Monday, Jul. 03, 1978

Skeptics' Prize

Honors for doubting Thomases

Late into the night, veteran Associated Press Science Writer Rennie Taylor discussed the question with his friend, A.P. Science Editor Alton Blakeslee. To whom--or what--should Taylor bequeath his estate? That night the American Tentative Society was conceived. Its goal: to encourage independent scientific thinking. Why "tentative"? Because, as Society President Blakeslee explains, "all ideas should be regarded as tentative. Otherwise we become prisoners of yesterday, stuck with dogmas."

Last week, some 15 years later, the society took its first big step toward encouraging its iconoclastic objective. Dipping into the $300,000 left to it by Taylor, who died in 1973, the society honored six scientists with its first $2,500 awards. All are original thinkers whose doubting-Thomas attitude led to revolutionary developments in their fields:

Jocelyn Bell Burnell, who as an astronomy student at Cambridge University in 1967 noticed the precisely timed signals from what were later identified as pulsars.

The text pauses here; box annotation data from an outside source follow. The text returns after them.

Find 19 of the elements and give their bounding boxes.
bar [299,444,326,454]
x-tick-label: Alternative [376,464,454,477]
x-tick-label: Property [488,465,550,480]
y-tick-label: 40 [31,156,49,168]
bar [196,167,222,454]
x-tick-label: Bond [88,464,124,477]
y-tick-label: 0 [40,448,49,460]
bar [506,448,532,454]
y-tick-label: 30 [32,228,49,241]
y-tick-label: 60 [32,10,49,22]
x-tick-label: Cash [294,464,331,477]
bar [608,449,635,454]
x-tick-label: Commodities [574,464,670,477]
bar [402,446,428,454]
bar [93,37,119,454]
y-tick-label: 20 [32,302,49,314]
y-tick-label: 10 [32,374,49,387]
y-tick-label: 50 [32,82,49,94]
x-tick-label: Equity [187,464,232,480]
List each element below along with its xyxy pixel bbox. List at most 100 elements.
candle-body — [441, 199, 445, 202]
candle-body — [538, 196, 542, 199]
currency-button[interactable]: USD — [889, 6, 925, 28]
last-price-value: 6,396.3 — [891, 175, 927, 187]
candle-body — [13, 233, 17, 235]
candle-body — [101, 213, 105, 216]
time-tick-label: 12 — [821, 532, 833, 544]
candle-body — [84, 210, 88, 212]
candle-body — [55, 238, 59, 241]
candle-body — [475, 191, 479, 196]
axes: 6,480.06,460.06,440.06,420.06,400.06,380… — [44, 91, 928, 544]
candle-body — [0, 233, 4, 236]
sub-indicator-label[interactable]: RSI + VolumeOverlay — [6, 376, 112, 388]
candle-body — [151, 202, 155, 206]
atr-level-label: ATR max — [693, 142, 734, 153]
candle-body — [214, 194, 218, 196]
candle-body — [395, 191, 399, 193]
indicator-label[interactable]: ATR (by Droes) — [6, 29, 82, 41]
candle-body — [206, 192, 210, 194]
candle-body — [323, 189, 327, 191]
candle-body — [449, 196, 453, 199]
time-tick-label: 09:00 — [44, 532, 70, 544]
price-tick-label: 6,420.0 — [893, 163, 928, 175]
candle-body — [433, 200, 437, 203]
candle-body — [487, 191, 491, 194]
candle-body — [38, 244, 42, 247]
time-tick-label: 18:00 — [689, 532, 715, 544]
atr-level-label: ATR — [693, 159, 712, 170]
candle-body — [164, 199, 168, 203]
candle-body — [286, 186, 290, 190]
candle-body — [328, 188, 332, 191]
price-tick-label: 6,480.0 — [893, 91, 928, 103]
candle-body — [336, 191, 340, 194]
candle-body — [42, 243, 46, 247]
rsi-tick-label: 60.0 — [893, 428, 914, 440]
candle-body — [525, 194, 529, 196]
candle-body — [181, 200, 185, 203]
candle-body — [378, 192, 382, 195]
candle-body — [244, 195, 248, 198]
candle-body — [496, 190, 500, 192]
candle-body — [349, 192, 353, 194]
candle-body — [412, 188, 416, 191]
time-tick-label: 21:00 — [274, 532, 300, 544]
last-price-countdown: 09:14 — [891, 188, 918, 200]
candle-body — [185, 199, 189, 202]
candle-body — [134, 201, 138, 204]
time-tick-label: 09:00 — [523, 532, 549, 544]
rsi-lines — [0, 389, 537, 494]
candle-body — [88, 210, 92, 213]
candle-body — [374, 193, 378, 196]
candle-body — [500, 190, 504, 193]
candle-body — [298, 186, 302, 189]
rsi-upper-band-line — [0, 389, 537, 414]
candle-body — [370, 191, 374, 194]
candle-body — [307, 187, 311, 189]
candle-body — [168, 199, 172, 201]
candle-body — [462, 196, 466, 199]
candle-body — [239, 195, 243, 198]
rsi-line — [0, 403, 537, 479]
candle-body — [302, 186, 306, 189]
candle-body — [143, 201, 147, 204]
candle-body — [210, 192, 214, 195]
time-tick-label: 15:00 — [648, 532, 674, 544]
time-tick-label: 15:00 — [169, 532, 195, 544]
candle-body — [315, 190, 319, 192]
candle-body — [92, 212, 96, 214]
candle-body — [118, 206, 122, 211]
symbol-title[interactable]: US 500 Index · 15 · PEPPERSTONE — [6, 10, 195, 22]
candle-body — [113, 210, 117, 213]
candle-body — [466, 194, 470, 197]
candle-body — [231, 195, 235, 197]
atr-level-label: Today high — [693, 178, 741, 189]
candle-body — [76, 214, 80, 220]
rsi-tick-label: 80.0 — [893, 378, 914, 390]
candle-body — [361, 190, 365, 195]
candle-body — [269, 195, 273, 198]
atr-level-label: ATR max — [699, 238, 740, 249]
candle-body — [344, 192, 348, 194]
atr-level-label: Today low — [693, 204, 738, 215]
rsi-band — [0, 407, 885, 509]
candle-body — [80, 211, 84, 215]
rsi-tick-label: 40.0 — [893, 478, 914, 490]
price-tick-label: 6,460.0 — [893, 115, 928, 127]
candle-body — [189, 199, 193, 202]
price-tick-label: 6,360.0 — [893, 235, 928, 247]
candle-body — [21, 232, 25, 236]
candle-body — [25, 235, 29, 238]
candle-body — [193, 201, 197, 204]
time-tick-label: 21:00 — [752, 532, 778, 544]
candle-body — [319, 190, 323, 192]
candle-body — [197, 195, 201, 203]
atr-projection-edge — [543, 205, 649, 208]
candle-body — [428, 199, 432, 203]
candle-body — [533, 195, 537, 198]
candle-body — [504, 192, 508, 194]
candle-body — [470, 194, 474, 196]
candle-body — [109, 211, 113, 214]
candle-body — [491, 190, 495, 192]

Astronomer Frank Drake, who in 1960 with Project Ozma began the first serious quest for extraterrestrial intelligent life.

Edwin Land, the self-taught genius who invented instant photography.

Norman Shumway, Stanford heart-transplant pioneer, and his colleague, Immunologist Rose Payne, who kept the new hearts from being rejected.

J. Tuzo Wilson, the Canadian geophysicist who championed continental drift and plate tectonics long before many of his conservative colleagues would even consider these theories.